Générer des PV et multiplier les recettes. Tels sont les objectifs des nouvelles voitures radars confiées à des sociétés privées. J’ai interviewé Maître Le Dall, avocat au Barreau de Paris, et spécialiste en droit des mobilités, pour savoir si ces autos étaient légales et quels étaient les recours possibles en cas de délit.

450 voitures radars banalisées fin 2021

Panique sur les routes de l’Hexagone. La France, avant-gardiste en matière de radars, inspiratrice et exportatrice de son « savoir-faire » à l’étranger, remet le couvert avec ses voitures radars banalisées. Si les Renault Megane, les dinosaures de ce type de radars, avaient échoué à rentabiliser le système tant elles étaient voyantes, les nouveaux modèles qui déboulent seront, pour leur part, impossibles à identifier. Ce sont les véhicules de Monsieur et Madame Tout-le-monde (Type Peugeot 208 ou VW Golf), qui sillonneront les routes au rythme effréné des 3 X 8, dimanche et jours fériés compris. Ecologique ? Pas vraiment. Car des autos électriques ne pourraient parcourir la distance exigée pour piéger les conducteurs. Mais ce qui compte, c’est bien de faire recette en amortissant aussi à la fois le mazout et l’entretien utilisés par ces pièges anonymes sur roues. Et pour cela, selon le projet de loi de finances pour 2021, 450 voitures banalisées seront opérationnelles d’ici à la fin de l’année.
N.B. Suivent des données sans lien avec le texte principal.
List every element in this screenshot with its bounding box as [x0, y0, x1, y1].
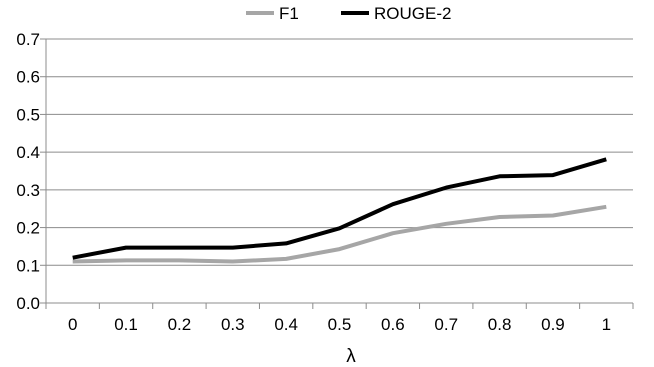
y-tick-label: 0.2	[16, 219, 40, 238]
x-axis-title: λ	[346, 346, 356, 367]
legend-label-rouge-2: ROUGE-2	[374, 4, 451, 23]
y-tick-labels: 0.0 0.1 0.2 0.3 0.4 0.5 0.6 0.7	[16, 30, 40, 313]
series-lines	[72, 157, 607, 264]
x-tick-label: 1	[602, 315, 611, 334]
x-tick-label: 0.3	[221, 315, 245, 334]
axes	[40, 38, 634, 309]
x-tick-label: 0.4	[274, 315, 298, 334]
x-tick-label: 0.7	[434, 315, 458, 334]
series-line-rouge-2	[72, 157, 607, 260]
y-tick-label: 0.4	[16, 143, 40, 162]
legend: F1 ROUGE-2	[246, 4, 451, 23]
x-tick-label: 0.6	[381, 315, 405, 334]
x-tick-label: 0	[68, 315, 77, 334]
series-line-f1	[72, 204, 607, 264]
x-tick-label: 0.1	[114, 315, 138, 334]
gridlines	[46, 38, 633, 266]
y-tick-label: 0.5	[16, 105, 40, 124]
y-tick-label: 0.7	[16, 30, 40, 49]
x-tick-label: 0.8	[488, 315, 512, 334]
x-tick-labels: 0 0.1 0.2 0.3 0.4 0.5 0.6 0.7 0.8 0.9 1	[68, 315, 611, 334]
legend-label-f1: F1	[279, 4, 299, 23]
x-tick-label: 0.2	[168, 315, 192, 334]
x-tick-label: 0.9	[541, 315, 565, 334]
x-tick-label: 0.5	[328, 315, 352, 334]
y-tick-label: 0.1	[16, 256, 40, 275]
y-tick-label: 0.3	[16, 181, 40, 200]
y-tick-label: 0.0	[16, 294, 40, 313]
y-tick-label: 0.6	[16, 68, 40, 87]
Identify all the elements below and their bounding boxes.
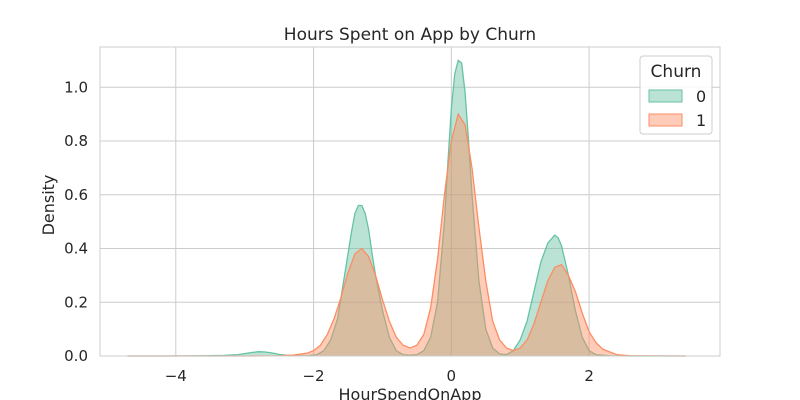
density-area-1 [127,114,686,356]
density-areas [127,59,686,357]
y-tick-label: 0.6 [64,186,88,204]
x-tick-label: −4 [165,367,187,385]
density-line-0 [127,59,686,357]
legend-swatch-0 [648,89,683,103]
plot-frame [99,46,721,357]
y-tick-label: 0.4 [64,240,88,258]
chart-title: Hours Spent on App by Churn [284,25,536,45]
legend: Churn 0 1 [639,55,713,135]
legend-label-1: 1 [696,111,706,130]
legend-swatch-1 [648,113,683,127]
x-tick-labels: −4 −2 0 2 [165,367,594,385]
x-axis-label: HourSpendOnApp [339,385,482,400]
y-tick-label: 1.0 [64,78,88,96]
legend-title: Churn [651,62,702,82]
y-tick-label: 0.8 [64,132,88,150]
grid-lines [100,47,720,357]
legend-label-0: 0 [696,87,706,106]
x-tick-label: 2 [584,367,594,385]
y-tick-label: 0.2 [64,293,88,311]
x-tick-label: 0 [447,367,457,385]
y-axis-label: Density [39,175,58,236]
density-area-0 [127,60,686,357]
y-tick-labels: 0.0 0.2 0.4 0.6 0.8 1.0 [64,78,88,365]
x-tick-label: −2 [302,367,324,385]
density-line-1 [127,112,686,357]
y-tick-label: 0.0 [64,347,88,365]
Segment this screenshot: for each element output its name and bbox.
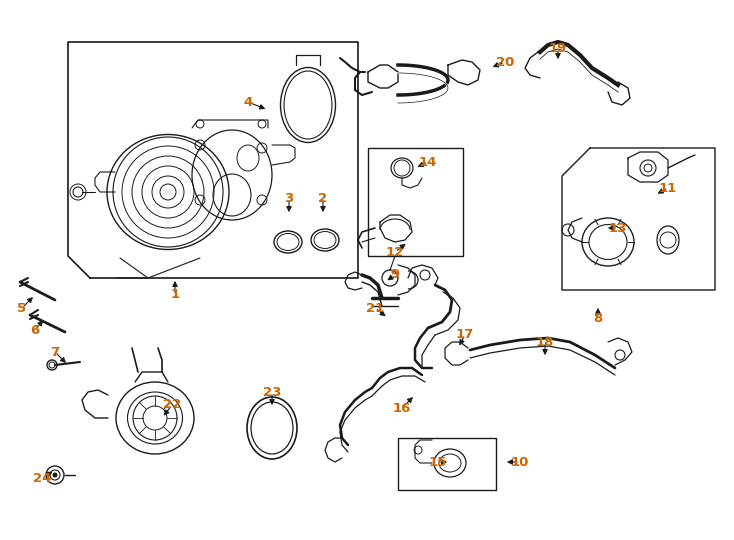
Text: 11: 11 (659, 181, 677, 194)
Text: 12: 12 (386, 246, 404, 259)
Text: 22: 22 (163, 399, 181, 411)
Text: 3: 3 (284, 192, 294, 205)
Text: 13: 13 (608, 221, 627, 234)
Bar (368, 148, 463, 256)
Text: 18: 18 (536, 335, 554, 348)
Text: 16: 16 (393, 402, 411, 415)
Text: 8: 8 (593, 312, 603, 325)
Text: 19: 19 (549, 42, 567, 55)
Text: 14: 14 (419, 156, 437, 168)
Text: 4: 4 (244, 96, 252, 109)
Text: 24: 24 (33, 471, 51, 484)
Text: 20: 20 (495, 56, 515, 69)
Text: 5: 5 (18, 301, 26, 314)
Text: 17: 17 (456, 328, 474, 341)
Bar (398, 438, 496, 490)
Circle shape (53, 473, 57, 477)
Text: 2: 2 (319, 192, 327, 205)
Text: 21: 21 (366, 301, 384, 314)
Text: 10: 10 (511, 456, 529, 469)
Text: 1: 1 (170, 288, 180, 301)
Text: 23: 23 (263, 386, 281, 399)
Text: 9: 9 (390, 268, 399, 281)
Text: 15: 15 (429, 456, 447, 469)
Text: 6: 6 (30, 323, 40, 336)
Text: 7: 7 (51, 346, 59, 359)
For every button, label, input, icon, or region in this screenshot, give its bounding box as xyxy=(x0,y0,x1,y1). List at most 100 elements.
« Pour multiplier les PV, l’Etat entend jouer sur la cacophonie des routes nationales »

Compte tenu de la marge d’erreur technique plus importante (+- 10km/h) de ces voitures banalisées, Maître Le Dall pense qu’il s’agit de « se concentrer sur les excès de vitesse plus importants ». Comment ? « En faisant naviguer sur les autoroutes et routes secondaires, des véhicules banalisés qui ne flashent pas et qui sont donc très difficilement détectables. Mais aussi en jouant sur la cacophonie des 80/90 km/h des routes nationales. Certaines sont repassées à 90 km/h, d’autres non et l’automobiliste s’y perd facilement ». Maitre Le Dall souligne aussi que ces opérateurs privés vont encore une fois « se focaliser uniquement sur la vitesse qui est, certes, un facteur aggravant, mais que d’autres facteurs favorisent l’insécurité routière alors que que 85 % des excès de vitesse sont de -10km/h » (et 95 % de moins de 20 km/h) ». L’Etat se concentre donc uniquement sur la répression de la vitesse et plein de petits points seront ainsi perdus.
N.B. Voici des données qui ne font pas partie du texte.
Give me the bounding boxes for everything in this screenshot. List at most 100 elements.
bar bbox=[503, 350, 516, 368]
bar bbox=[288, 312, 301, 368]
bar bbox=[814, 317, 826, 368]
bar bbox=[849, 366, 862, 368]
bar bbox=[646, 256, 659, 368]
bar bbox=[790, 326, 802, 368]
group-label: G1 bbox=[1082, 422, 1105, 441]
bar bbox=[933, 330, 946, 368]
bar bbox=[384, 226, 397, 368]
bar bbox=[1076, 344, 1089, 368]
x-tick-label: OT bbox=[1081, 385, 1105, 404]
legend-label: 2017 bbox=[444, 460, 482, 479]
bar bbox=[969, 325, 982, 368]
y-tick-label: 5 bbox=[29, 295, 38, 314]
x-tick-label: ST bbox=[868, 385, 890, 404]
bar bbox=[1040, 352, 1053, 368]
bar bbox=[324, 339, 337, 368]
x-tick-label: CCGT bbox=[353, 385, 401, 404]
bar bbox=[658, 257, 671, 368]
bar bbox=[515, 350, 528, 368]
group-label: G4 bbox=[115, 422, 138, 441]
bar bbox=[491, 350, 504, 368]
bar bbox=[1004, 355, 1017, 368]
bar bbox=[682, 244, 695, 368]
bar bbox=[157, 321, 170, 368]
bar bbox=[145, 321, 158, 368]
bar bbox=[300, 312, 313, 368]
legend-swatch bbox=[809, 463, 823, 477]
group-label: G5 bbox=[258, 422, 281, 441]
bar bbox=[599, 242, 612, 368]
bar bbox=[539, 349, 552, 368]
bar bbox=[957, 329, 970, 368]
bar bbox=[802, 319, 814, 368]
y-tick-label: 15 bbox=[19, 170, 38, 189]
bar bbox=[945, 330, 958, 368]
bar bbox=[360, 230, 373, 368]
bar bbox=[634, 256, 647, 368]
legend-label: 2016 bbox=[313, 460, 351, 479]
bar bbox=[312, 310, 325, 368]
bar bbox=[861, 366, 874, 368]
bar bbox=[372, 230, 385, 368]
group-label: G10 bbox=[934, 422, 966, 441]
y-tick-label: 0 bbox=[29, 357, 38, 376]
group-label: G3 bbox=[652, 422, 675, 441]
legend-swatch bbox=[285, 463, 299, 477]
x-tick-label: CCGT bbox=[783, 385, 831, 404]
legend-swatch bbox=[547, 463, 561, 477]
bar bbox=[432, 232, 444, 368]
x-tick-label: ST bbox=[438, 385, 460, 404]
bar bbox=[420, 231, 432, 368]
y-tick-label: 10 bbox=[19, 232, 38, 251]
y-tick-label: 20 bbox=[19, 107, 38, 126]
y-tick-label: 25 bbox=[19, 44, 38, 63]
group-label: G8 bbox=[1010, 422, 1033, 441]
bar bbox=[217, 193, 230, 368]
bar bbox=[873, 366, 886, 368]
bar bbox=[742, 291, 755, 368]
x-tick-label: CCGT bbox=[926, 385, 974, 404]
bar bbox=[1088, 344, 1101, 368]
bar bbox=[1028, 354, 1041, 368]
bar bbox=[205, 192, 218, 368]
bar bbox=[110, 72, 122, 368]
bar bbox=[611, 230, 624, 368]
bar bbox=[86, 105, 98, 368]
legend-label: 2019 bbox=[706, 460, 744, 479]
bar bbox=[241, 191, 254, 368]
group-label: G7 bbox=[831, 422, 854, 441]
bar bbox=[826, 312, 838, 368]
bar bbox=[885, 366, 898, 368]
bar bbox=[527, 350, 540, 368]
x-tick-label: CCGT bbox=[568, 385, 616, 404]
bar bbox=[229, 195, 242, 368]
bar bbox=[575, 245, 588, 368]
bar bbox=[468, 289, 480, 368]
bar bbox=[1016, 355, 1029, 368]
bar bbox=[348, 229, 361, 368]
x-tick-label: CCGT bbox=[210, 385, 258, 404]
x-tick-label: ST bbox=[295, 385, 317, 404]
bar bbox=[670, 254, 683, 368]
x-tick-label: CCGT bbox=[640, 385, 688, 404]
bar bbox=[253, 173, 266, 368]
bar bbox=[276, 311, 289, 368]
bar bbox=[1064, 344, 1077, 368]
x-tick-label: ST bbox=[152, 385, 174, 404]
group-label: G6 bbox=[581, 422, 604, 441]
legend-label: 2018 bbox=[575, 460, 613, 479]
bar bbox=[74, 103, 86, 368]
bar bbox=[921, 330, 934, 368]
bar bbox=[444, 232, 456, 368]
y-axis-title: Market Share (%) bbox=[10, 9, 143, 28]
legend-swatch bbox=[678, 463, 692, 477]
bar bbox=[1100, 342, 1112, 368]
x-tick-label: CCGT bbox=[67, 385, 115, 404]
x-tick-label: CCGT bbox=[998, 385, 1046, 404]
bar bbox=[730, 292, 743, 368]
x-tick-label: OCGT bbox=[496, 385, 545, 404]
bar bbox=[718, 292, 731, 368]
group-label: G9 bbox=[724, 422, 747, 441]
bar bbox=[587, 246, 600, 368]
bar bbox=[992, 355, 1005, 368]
Voitures radars : validité du système et recours

« L’externalisation vers des opérateurs privés est légale, explique Maître Le Dall. Mais il faudra vérifier de plus près encore les clichés émis par ces autos banalisées. Il faudra également s’assurer des conditions de verbalisations« .

Bien sûr, ces voitures radars confiées au secteur privé, posent une question éthique : seuls les opérateurs rentables verront leur appel d’offre renouvelé. L’objectif « moins de morts sur les routes » semble en cela relégué au second plan et la notion d’automobilistes piégés plus évident. De plus, le contexte de prise de décision est particulier : avec les nouvelles normes CO2, tout un pan du parc automobile va devoir être renouvelé et le taux de chômage, en raison de la pandémie, est particulièrement élevé ces derniers temps. Un choix politique de « terreur policière » difficile à expliquer alors qu’il y a également un regain pour les transports individuels face aux risques sanitaires pris en empruntant les transports en commun et que la revendication des gilets jaunes, il y a deux ans à peine, n’étaient autre que le prix de l’essence, des taxes, des péages et des radars…
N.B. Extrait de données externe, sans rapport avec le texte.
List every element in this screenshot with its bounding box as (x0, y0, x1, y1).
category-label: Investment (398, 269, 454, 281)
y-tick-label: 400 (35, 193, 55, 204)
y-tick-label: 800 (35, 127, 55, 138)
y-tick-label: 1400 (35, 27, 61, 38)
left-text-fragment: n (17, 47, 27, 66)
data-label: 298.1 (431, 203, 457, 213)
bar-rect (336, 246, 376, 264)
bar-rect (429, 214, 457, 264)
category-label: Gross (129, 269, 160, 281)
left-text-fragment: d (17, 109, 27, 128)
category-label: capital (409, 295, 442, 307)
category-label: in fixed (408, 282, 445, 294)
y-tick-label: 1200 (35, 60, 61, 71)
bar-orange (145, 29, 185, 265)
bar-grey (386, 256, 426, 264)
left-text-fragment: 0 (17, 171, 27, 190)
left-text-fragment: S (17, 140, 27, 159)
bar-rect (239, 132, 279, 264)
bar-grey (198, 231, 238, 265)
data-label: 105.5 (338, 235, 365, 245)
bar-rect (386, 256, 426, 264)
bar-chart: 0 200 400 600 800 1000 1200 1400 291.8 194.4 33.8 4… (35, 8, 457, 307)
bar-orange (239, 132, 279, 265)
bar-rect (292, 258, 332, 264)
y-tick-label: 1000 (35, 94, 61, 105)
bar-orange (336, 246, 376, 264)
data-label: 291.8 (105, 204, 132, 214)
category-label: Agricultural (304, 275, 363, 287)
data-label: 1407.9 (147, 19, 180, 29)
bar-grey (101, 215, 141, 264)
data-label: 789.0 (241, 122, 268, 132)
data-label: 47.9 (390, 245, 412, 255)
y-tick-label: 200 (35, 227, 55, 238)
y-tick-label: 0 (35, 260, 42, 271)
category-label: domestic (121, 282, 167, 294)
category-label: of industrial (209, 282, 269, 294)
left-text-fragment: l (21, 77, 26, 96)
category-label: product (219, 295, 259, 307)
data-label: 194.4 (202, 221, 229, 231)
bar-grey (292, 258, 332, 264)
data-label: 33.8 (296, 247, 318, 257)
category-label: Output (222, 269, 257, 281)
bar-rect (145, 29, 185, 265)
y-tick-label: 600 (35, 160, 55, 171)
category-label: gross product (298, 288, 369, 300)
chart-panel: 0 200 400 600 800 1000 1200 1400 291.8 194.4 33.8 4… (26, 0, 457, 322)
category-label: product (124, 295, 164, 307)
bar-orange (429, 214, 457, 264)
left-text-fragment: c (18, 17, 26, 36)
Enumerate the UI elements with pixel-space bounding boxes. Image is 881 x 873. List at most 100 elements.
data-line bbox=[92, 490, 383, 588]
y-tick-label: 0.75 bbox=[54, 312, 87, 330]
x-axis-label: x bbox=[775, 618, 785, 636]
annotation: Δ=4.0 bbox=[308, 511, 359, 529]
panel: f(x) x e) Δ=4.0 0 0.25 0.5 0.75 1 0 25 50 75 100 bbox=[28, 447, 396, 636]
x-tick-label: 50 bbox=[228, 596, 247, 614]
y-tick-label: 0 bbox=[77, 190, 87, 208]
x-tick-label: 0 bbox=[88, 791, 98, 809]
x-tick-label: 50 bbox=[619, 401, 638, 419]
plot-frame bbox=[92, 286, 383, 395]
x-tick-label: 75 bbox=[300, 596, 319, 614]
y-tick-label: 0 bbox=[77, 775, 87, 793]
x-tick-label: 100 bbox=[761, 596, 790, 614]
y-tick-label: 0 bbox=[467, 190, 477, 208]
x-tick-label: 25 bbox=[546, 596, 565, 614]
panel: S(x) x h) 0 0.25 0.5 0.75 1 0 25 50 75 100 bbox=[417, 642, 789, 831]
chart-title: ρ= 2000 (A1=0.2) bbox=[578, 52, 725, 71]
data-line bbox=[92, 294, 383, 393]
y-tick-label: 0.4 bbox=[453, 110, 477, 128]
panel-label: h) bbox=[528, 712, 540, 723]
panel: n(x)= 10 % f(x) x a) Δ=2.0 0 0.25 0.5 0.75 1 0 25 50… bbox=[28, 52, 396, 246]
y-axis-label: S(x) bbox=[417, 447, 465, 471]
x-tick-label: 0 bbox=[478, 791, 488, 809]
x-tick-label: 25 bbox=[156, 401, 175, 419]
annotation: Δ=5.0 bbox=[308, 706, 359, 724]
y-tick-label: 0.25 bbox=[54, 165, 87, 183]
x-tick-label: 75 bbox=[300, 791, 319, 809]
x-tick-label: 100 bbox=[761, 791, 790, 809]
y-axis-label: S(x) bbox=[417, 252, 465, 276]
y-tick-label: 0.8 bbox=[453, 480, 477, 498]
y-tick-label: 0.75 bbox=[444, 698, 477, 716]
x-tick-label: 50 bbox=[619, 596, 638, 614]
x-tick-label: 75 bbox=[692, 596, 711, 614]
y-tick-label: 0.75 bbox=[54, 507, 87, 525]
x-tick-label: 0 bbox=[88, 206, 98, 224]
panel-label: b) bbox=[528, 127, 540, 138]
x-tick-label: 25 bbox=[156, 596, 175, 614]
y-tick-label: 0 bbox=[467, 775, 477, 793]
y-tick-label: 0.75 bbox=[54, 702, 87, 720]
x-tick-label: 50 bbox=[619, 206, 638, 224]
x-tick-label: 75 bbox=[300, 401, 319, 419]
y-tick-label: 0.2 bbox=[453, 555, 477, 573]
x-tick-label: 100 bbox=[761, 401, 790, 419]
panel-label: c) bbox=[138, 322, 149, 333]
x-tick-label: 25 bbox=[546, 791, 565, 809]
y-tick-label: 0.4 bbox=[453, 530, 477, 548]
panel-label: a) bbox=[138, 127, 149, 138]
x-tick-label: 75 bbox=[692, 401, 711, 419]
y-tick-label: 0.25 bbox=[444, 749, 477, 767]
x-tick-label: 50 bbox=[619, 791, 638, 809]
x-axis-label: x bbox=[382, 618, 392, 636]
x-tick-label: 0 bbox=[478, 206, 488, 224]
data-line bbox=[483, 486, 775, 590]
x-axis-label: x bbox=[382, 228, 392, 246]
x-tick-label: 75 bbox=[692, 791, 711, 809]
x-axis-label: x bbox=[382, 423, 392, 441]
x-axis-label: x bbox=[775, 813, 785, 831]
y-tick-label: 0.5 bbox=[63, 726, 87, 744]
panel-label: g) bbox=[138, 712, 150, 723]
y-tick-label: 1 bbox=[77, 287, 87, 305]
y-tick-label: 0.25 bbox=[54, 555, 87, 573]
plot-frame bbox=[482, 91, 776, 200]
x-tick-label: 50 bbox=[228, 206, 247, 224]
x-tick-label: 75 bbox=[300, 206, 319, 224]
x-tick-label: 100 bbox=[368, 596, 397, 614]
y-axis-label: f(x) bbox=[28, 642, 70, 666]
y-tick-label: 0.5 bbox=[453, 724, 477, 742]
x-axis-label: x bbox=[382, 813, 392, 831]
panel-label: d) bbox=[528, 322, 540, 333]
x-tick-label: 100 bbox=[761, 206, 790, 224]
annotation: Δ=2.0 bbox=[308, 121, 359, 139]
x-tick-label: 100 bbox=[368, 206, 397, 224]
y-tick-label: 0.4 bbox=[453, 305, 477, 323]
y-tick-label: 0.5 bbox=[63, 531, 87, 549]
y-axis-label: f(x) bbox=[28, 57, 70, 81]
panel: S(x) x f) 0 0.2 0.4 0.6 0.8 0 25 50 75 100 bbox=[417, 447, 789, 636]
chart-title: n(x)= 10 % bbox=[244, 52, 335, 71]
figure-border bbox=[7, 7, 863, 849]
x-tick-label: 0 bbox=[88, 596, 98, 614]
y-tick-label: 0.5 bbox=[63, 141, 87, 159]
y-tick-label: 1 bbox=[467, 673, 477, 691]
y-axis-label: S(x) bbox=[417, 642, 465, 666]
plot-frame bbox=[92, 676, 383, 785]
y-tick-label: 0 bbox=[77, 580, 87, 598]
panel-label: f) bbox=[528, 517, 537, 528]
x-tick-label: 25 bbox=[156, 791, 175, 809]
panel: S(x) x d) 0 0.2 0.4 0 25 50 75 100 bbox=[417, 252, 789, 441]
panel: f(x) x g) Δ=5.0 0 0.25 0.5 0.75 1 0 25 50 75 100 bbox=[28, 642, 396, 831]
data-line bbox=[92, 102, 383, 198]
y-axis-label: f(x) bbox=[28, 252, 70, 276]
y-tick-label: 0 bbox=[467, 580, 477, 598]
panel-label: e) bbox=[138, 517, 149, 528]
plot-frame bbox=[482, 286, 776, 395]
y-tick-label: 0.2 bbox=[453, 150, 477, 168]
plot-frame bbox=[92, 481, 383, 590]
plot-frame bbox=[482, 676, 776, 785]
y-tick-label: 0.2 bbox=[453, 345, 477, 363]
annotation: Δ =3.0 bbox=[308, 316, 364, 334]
Une affaire juteuse pour l’Etat en déficit suite à la détérioration de radars fixes et même tourelles ? Affirmatif. Selon les premières estimations, on passerait de 1,5 million de PV par an pour excès de vitesse à 12 millions. Avec un tarif allant de 45 et 90 euros l’amende, la Ligue des conducteurs table sur 810 millions d’euros de recettes pour les caisses de l’État, soit l’équivalent de ce qu’a rapporté en 2019 l’intégralité des radars. 

Conclusion de CharlotteAuVolant : pas de doute, la France a un réel savoir faire dans le luxe, la bouffe et… les radars.